Dershanelerin ortaya çıkış sebebi olarak, "iyi bir eğitimimiz yok, dolayısıyla dershaneler tamamlayıcı unsur olarak işlev görüyor" diye basın ve dershanecilerin kullandıkları argümanı görüyoruz. Dünyada eğitimle ilgili yapılan, pisa testleri adını verdiğimiz çok meşhur testler var. Bu testlerde Finlandiya en önde gelen ülkelerden biri. Eğitim sistemi çok iyidir. Finlandiya'da dershane türü yapıların olmadığını görüyoruz. Türkiye'de de devletin vermiş olduğu eğitime paralel daha iyi eğitim verme iddiasında özel okullar var. Özel okullara nihayetinde parası olan, çocuklarına iyi eğitim aldırma iddiasında olan aileler gönderiyor. Bu okullara çocukların gönderilmesi mecburi değil. Fakat dershanelerle ilgili algı o kadar kuvvetli hale geldi ki, çok affedersiniz, evlerde temizlikçilik yapan anneler bile çocuklarını dershanelere gönderebilmek için özveride bulunmak zorunda kaldılar. Burada ilginç olan da şu: Özel okullara giden çocukların çok büyük çoğunluğu da dershanelere gidiyor.

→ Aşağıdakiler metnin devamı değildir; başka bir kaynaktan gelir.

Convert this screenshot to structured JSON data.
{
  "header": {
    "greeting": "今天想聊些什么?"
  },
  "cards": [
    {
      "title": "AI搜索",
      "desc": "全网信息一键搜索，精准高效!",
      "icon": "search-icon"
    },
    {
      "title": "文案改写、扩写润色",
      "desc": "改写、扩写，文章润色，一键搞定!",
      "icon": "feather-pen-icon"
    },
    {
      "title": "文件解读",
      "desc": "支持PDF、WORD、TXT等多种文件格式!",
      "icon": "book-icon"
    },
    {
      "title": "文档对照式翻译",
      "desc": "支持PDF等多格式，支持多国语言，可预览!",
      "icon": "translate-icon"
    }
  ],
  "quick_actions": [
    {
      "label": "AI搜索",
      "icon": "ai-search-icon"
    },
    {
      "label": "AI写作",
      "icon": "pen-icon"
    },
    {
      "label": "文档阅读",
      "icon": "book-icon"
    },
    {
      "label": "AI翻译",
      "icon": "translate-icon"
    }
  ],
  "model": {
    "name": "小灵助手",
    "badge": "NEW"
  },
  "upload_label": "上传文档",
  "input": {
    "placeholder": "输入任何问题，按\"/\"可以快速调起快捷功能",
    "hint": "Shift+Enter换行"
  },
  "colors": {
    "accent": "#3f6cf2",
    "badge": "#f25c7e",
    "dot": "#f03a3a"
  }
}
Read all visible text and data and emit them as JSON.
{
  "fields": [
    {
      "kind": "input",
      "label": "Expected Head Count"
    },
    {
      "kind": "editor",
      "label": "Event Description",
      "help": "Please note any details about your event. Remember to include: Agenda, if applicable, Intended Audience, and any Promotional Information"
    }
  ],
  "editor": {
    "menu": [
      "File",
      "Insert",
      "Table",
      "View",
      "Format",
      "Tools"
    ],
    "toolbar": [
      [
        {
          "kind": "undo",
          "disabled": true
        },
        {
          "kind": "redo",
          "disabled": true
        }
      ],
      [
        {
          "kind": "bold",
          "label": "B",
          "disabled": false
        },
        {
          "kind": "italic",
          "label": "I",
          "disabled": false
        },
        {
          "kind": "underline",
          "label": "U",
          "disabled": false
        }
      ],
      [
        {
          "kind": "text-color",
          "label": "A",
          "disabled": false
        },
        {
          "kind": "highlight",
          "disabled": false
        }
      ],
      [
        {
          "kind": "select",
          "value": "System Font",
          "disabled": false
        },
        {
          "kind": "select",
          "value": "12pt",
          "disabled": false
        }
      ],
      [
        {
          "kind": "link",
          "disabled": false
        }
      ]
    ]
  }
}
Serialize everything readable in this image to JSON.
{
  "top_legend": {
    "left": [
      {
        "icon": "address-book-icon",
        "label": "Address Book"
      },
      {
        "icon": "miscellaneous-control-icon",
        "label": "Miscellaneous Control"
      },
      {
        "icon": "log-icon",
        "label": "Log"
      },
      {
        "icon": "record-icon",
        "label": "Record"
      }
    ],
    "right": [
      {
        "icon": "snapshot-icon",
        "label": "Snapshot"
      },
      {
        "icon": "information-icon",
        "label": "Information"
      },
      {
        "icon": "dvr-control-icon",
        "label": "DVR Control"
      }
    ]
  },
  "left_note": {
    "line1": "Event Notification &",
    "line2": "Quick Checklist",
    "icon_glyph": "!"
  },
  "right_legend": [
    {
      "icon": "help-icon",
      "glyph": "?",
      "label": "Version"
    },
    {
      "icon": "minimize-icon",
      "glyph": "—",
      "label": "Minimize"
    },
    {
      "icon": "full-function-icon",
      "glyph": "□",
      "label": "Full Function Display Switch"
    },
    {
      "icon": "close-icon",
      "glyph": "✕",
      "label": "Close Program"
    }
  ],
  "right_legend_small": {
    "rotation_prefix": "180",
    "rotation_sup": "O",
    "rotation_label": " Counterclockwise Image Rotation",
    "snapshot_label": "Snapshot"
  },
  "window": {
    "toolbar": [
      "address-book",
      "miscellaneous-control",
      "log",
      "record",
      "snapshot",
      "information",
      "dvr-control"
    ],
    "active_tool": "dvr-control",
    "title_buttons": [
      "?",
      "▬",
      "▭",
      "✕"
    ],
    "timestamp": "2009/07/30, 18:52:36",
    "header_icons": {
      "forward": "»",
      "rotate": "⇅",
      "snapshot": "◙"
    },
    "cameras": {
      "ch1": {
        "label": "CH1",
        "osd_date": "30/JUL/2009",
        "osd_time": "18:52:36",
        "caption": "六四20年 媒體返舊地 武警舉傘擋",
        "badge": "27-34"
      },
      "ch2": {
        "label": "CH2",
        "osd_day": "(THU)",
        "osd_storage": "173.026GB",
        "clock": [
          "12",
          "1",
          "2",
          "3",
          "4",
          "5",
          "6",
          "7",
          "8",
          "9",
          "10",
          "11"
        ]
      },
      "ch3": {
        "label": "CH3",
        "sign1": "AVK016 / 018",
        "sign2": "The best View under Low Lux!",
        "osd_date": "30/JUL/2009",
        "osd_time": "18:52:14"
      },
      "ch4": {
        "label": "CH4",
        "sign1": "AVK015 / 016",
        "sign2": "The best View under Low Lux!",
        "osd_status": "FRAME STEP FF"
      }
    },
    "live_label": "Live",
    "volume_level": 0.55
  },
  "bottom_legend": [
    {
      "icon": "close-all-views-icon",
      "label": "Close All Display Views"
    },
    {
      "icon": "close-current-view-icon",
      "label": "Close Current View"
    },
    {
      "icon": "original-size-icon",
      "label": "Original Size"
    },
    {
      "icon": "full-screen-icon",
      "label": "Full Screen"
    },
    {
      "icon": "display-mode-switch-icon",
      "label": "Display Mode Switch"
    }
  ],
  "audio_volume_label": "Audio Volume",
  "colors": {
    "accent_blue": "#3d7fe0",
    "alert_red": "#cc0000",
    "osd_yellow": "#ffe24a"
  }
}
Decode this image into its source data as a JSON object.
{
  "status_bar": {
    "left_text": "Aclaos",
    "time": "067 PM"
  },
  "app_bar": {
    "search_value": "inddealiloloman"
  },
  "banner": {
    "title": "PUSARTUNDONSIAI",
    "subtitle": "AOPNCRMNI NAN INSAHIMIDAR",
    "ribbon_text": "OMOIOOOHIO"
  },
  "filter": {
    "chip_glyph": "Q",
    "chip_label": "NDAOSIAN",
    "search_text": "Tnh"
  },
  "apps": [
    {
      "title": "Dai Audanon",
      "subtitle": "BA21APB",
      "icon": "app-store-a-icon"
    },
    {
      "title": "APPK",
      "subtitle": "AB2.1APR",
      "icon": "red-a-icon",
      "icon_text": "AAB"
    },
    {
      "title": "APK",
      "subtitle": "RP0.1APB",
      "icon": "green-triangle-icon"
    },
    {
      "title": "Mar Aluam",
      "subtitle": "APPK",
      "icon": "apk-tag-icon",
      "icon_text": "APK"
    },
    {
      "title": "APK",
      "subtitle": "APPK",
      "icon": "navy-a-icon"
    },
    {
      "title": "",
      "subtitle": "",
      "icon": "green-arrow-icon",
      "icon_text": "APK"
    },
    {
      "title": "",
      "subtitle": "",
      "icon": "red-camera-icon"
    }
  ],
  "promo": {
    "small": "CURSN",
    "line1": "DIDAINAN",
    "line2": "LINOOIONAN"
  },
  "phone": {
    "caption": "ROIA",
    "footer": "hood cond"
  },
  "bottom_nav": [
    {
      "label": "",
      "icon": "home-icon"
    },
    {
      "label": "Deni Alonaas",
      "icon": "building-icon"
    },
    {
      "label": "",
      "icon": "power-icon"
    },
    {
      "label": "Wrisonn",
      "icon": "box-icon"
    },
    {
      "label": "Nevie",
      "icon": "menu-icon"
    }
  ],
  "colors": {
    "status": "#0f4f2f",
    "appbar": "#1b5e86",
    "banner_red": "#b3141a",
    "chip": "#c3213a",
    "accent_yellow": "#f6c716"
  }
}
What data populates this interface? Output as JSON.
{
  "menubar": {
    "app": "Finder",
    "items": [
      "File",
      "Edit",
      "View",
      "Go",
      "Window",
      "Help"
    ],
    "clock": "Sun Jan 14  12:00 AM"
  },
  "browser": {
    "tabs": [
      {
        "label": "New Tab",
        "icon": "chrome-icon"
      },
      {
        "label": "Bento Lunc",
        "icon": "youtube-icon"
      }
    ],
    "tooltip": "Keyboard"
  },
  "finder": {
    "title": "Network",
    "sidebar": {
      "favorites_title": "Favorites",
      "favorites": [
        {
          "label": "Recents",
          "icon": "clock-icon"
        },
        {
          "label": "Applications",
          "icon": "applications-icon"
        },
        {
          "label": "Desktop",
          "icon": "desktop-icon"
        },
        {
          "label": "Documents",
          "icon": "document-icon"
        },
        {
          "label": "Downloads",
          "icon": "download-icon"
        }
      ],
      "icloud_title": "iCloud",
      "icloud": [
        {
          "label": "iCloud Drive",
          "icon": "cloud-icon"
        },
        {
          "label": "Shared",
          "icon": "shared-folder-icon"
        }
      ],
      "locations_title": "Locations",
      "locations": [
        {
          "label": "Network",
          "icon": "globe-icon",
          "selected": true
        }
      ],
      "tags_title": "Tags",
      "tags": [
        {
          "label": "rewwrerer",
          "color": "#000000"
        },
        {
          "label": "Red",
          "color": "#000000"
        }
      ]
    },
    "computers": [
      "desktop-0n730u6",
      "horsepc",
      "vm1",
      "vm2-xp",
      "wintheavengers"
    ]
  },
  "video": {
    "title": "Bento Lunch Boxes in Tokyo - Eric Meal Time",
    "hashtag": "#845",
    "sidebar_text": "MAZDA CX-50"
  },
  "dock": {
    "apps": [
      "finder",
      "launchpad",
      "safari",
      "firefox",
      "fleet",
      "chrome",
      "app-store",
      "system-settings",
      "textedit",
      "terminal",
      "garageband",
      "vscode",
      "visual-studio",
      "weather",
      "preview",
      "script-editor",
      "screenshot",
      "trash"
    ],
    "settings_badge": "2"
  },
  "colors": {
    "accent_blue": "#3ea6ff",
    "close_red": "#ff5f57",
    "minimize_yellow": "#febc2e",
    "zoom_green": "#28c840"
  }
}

>> Dershanelere eğer bir ihtiyaç varsa, bu ihtiyaç nasıl ortadan kaldırılır?
Üniversiteye giriş ile ilgili dershaneler YGS ve LYS dershaneleri olmak üzere ikiye ayrılıyor. YGS'yi de kaldırdığınız zaman, oradan gelecek olan notlar daha güvenilir olacağı ve okullara verilen değer daha fazla artacağı için, dershanelere bu bağlamdaki ihtiyacı da azaltmış olursunuz. Merkezi sınav kaldırılıp fen liseleri gibi okullara yerel sınavla öğrenci alınmalı.